Comment by Ozzie_osman

10 hours ago

  We sharded over 20 TB that we know about.

This is probably a typo, right? 20TB isn't that big. I would imagine they've sharded a lot more than that

9 comments

Ozzie_osman

dujuku 5 hours ago

If you think 20TB "isn't that big" I want to know what size of DBs you're working with 0_0

singron 8 hours ago

If your working set is 20 TB, then it's pretty big. Each database has its own mix of hot/cold data, so it's impossible to compare without more information.

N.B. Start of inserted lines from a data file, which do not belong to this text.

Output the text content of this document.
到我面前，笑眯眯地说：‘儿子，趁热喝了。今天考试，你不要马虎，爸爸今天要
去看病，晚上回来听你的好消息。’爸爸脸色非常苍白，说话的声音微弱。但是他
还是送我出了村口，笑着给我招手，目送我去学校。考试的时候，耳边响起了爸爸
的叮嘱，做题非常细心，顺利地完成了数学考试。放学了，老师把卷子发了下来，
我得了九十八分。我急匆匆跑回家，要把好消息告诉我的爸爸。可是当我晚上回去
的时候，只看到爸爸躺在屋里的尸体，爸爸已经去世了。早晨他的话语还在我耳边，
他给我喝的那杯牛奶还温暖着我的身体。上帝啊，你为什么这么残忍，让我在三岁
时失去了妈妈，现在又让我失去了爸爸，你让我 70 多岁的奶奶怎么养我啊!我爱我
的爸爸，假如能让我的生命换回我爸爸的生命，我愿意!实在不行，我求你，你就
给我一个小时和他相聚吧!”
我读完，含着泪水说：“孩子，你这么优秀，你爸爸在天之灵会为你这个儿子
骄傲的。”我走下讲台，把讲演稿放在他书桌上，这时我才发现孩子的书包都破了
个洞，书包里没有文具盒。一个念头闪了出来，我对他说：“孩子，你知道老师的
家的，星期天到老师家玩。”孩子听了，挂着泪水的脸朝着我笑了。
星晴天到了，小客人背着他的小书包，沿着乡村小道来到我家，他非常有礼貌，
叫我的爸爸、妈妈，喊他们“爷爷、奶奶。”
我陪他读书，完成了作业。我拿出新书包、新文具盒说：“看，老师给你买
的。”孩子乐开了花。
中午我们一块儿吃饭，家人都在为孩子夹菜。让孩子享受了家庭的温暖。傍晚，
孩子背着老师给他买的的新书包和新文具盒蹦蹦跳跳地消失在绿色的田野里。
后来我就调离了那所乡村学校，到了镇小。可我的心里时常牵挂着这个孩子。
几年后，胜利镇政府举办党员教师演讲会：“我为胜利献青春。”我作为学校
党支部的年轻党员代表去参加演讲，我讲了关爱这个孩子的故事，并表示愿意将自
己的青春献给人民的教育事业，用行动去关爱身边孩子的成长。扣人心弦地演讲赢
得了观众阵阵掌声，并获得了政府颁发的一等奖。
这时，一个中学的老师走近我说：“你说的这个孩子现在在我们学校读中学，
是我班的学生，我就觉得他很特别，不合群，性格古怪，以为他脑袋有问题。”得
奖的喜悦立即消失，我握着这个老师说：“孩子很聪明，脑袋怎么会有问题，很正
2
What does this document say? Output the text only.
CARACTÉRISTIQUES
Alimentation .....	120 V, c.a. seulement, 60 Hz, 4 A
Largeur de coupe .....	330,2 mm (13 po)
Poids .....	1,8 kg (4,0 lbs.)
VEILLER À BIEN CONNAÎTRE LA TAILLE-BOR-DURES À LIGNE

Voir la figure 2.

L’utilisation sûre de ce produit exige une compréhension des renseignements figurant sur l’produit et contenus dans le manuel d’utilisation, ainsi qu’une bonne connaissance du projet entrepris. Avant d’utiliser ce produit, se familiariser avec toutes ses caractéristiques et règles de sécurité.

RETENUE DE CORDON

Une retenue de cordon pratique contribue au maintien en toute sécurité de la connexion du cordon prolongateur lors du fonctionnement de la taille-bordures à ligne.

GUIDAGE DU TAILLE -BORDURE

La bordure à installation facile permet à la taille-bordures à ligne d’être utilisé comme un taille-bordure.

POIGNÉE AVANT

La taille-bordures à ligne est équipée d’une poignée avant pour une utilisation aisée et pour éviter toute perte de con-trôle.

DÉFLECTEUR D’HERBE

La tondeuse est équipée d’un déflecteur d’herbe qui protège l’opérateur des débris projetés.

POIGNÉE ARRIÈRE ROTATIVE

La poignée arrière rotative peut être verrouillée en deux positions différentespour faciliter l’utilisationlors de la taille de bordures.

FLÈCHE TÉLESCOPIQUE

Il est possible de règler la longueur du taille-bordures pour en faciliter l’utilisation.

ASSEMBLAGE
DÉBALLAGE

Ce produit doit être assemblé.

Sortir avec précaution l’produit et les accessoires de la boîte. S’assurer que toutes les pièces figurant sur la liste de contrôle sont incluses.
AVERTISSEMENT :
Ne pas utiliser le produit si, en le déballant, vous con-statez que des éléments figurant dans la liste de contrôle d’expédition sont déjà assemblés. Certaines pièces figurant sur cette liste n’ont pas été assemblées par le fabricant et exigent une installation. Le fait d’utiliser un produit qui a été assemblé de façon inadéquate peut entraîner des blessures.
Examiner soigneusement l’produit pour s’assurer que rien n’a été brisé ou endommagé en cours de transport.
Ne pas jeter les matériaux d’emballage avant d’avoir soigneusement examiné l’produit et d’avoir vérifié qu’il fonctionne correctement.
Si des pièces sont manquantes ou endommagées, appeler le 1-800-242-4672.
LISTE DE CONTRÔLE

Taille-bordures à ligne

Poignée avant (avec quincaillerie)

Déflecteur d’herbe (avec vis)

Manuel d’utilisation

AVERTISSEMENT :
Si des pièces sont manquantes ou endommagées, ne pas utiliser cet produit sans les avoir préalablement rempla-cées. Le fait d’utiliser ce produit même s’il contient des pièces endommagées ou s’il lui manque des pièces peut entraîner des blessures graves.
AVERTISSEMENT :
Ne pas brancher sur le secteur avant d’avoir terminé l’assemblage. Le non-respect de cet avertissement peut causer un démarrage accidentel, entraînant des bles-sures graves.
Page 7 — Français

A better measure might be IOPS. RDS has fairly low maximum IOPS unless you spend a lot more for provisioned IOPS or use Aurora.

rbranson 10 hours ago

You are correct. As a point of comparison: almost ten years ago at Segment we had a single Aurora PostgreSQL instance with ~50T of data, it was used to index potential identity data in a much larger corpus of files stored in S3.

GiorgioG 10 hours ago

For a vast majority of use cases 20TB is positively enormous.

mplanchard 9 hours ago

RDS caps out at 64 TB unless you use Aurora, so 20 TB is totally manageable without sharding.
jeltz 9 hours ago

Yes. But for most workloads it is not much for PostgreSQL. You often will not have to shard at all.
returningfory2 10 hours ago

This product is for Postgres deployments that are so large they need to be sharded. For these use cases, I think 20TB is about normal.
happyopossum 10 hours ago

Sure, but 20TB in “the only database you need” is mere hours or minutes worth of data for many workflows.
tingletech 10 hours ago

that article seems to suggest 20TB total over the dozen deployments in prod.